At our stand (photos 1–2) the pupils were asked to estimate the amount of sugar and the pH levels of different products. They also had the opportunity to test the pH levels of milk and of a carbonated beverage. We also answered any possible questions the pupils had concerning oral health.

PHOTOS 1–2. The amount of sugar and the pH levels of different products (photos: Lautamo Elina)

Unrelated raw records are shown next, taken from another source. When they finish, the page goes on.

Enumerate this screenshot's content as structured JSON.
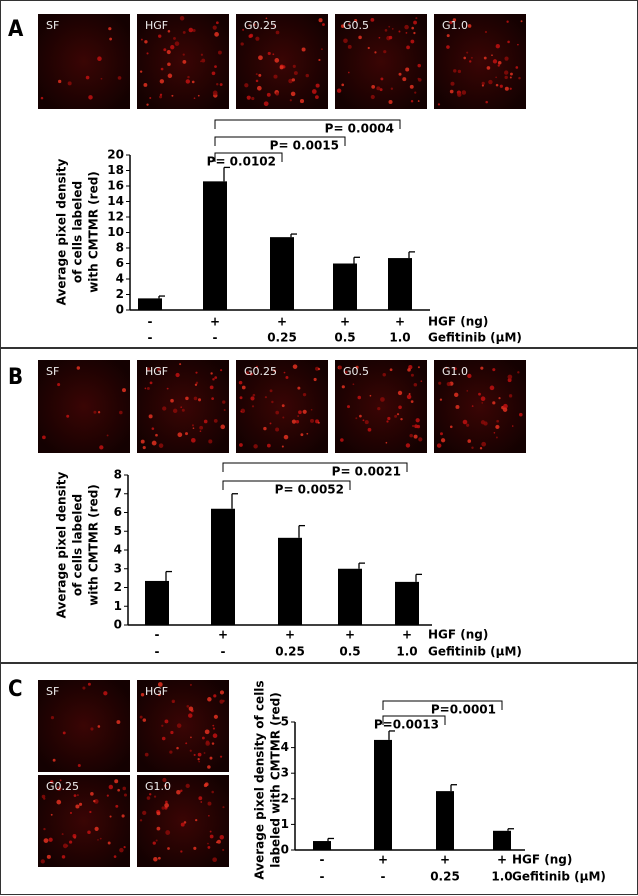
{
  "chart_data": [
    {
      "type": "bar",
      "panel_label": "A",
      "image_labels": [
        "SF",
        "HGF",
        "G0.25",
        "G0.5",
        "G1.0"
      ],
      "ylabel": [
        "Average pixel density",
        "of cells labeled",
        "with CMTMR (red)"
      ],
      "values": [
        1.5,
        16.6,
        9.4,
        6.0,
        6.7
      ],
      "errors": [
        0.3,
        1.8,
        0.4,
        0.8,
        0.8
      ],
      "color": "#000000",
      "ylim": [
        0,
        20
      ],
      "yticks": [
        0,
        2,
        4,
        6,
        8,
        10,
        12,
        14,
        16,
        18,
        20
      ],
      "category_rows": [
        {
          "name": "HGF (ng)",
          "labels": [
            "-",
            "+",
            "+",
            "+",
            "+"
          ]
        },
        {
          "name": "Gefitinib (μM)",
          "labels": [
            "-",
            "-",
            "0.25",
            "0.5",
            "1.0"
          ]
        }
      ],
      "annotations": [
        "P= 0.0004",
        "P= 0.0015",
        "P= 0.0102"
      ]
    },
    {
      "type": "bar",
      "panel_label": "B",
      "image_labels": [
        "SF",
        "HGF",
        "G0.25",
        "G0.5",
        "G1.0"
      ],
      "ylabel": [
        "Average pixel density",
        "of cells labeled",
        "with CMTMR (red)"
      ],
      "values": [
        2.35,
        6.2,
        4.65,
        3.0,
        2.3
      ],
      "errors": [
        0.5,
        0.8,
        0.65,
        0.3,
        0.4
      ],
      "color": "#000000",
      "ylim": [
        0,
        8
      ],
      "yticks": [
        0,
        1,
        2,
        3,
        4,
        5,
        6,
        7,
        8
      ],
      "category_rows": [
        {
          "name": "HGF (ng)",
          "labels": [
            "-",
            "+",
            "+",
            "+",
            "+"
          ]
        },
        {
          "name": "Gefitinib (μM)",
          "labels": [
            "-",
            "-",
            "0.25",
            "0.5",
            "1.0"
          ]
        }
      ],
      "annotations": [
        "P= 0.0021",
        "P= 0.0052"
      ]
    },
    {
      "type": "bar",
      "panel_label": "C",
      "image_labels": [
        "SF",
        "HGF",
        "G0.25",
        "G1.0"
      ],
      "ylabel": [
        "Average pixel density of cells",
        "labeled with CMTMR (red)"
      ],
      "values": [
        0.35,
        4.3,
        2.3,
        0.75
      ],
      "errors": [
        0.1,
        0.35,
        0.25,
        0.08
      ],
      "color": "#000000",
      "ylim": [
        0,
        5
      ],
      "yticks": [
        0,
        1,
        2,
        3,
        4,
        5
      ],
      "category_rows": [
        {
          "name": "HGF (ng)",
          "labels": [
            "-",
            "+",
            "+",
            "+"
          ]
        },
        {
          "name": "Gefitinib (μM)",
          "labels": [
            "-",
            "-",
            "0.25",
            "1.0"
          ]
        }
      ],
      "annotations": [
        "P=0.0001",
        "P=0.0013"
      ]
    }
  ]
}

At the end of the event pupils level of knowledge concerning the cause of erosion was tested with a questionnaire. Pupils were given three options to choose the right answer from. The three options given were A) carbonated drinks, B) candy and C) greasy food. Out of 45 pupils one chose all three answers correct, one chose only option B, 13 pupils answered that both A and B are correct and 29 students answered correctly that option A is the cause of erosion. Most of the students chose the right answer but nearly half of them chose another option as well.

Conclusion

Hannu Hausen, Finland’s leading professional of preventive dentistry, brought out dentist’s observations of increasing erosion problems in adolescents' dentition in his column in Finnish Dental Journal Hausen, H. 2018. Hammaseroosio tulee ottaa vakavasti. Suomen Hammaslääkärilehti 3. Referred 4.3.2019. http://www.hammaslaakarilehti.fi/fi/kolumnit/hammaseroosio-pitaa-ottaa-vakavasti. At the moment there aren't any accurate data available about the problem, which has been already recognized on the field. The erosion injuries in small children's and adolescents’ dentition are increasingly common sight in the dental receptions. 

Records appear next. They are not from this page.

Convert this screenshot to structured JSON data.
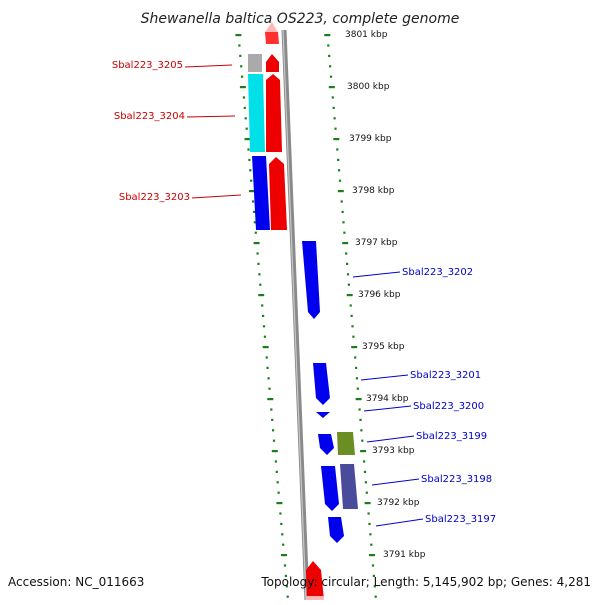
{
  "title": "Shewanella baltica OS223, complete genome",
  "footer": {
    "accession": "Accession: NC_011663",
    "topology": "Topology: circular; Length: 5,145,902 bp; Genes: 4,281"
  },
  "colors": {
    "forward_label": "#cc0000",
    "reverse_label": "#0000cc",
    "tick": "#1a7f1a",
    "axis": "#7a7a7a"
  },
  "kbp_marks": [
    "3801 kbp",
    "3800 kbp",
    "3799 kbp",
    "3798 kbp",
    "3797 kbp",
    "3796 kbp",
    "3795 kbp",
    "3794 kbp",
    "3793 kbp",
    "3792 kbp",
    "3791 kbp"
  ],
  "genes": [
    {
      "id": "sbal223_3205",
      "label": "Sbal223_3205",
      "strand": "forward",
      "color": "#aaaaaa"
    },
    {
      "id": "sbal223_3204",
      "label": "Sbal223_3204",
      "strand": "forward",
      "color": "#00e0e8"
    },
    {
      "id": "sbal223_3203",
      "label": "Sbal223_3203",
      "strand": "forward",
      "color": "#0000ee"
    },
    {
      "id": "sbal223_3202",
      "label": "Sbal223_3202",
      "strand": "reverse",
      "color": "#0000ee"
    },
    {
      "id": "sbal223_3201",
      "label": "Sbal223_3201",
      "strand": "reverse",
      "color": "#0000ee"
    },
    {
      "id": "sbal223_3200",
      "label": "Sbal223_3200",
      "strand": "reverse",
      "color": "#0000ee"
    },
    {
      "id": "sbal223_3199",
      "label": "Sbal223_3199",
      "strand": "reverse",
      "color": "#0000ee"
    },
    {
      "id": "sbal223_3198",
      "label": "Sbal223_3198",
      "strand": "reverse",
      "color": "#0000ee"
    },
    {
      "id": "sbal223_3197",
      "label": "Sbal223_3197",
      "strand": "reverse",
      "color": "#0000ee"
    }
  ]
}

The causes of erosion and caries are multiple and diverse. The main reason is the frequent use of soft drinks. Also, the acidity of the food and irregular mealtimes combined with snacking are significant parts of the problem. Unhealthy diet, in this case especially soft drinks and snacks, are usually containing substantial amount of sugar. Therefore, adolescents’ unhealthy eating and drinking habits are multiplying the caries risk. Third aspect in adolescents’ oral health is irregularity of eating habits and compensation of proper meals with sugary, energy-dense and nutrient-poor snacks. 

Because currently the erosion problem and soft drink use is in the spotlight, we wanted to put the focus on the effect of using soft drinks to oral health in the health promotion event at Oulu International School.

Yet, in the case of preventive dentistry, one should consider also the environmental, social as well as personal factors such as family’s eating habits and personal attitudes. Because of the diversity of the adolescents’ dental health there is a need for multi-professional work. Only by working together, using comprehensive methods and ways of educating, can we as healthcare professionals meet the challenge of the problem.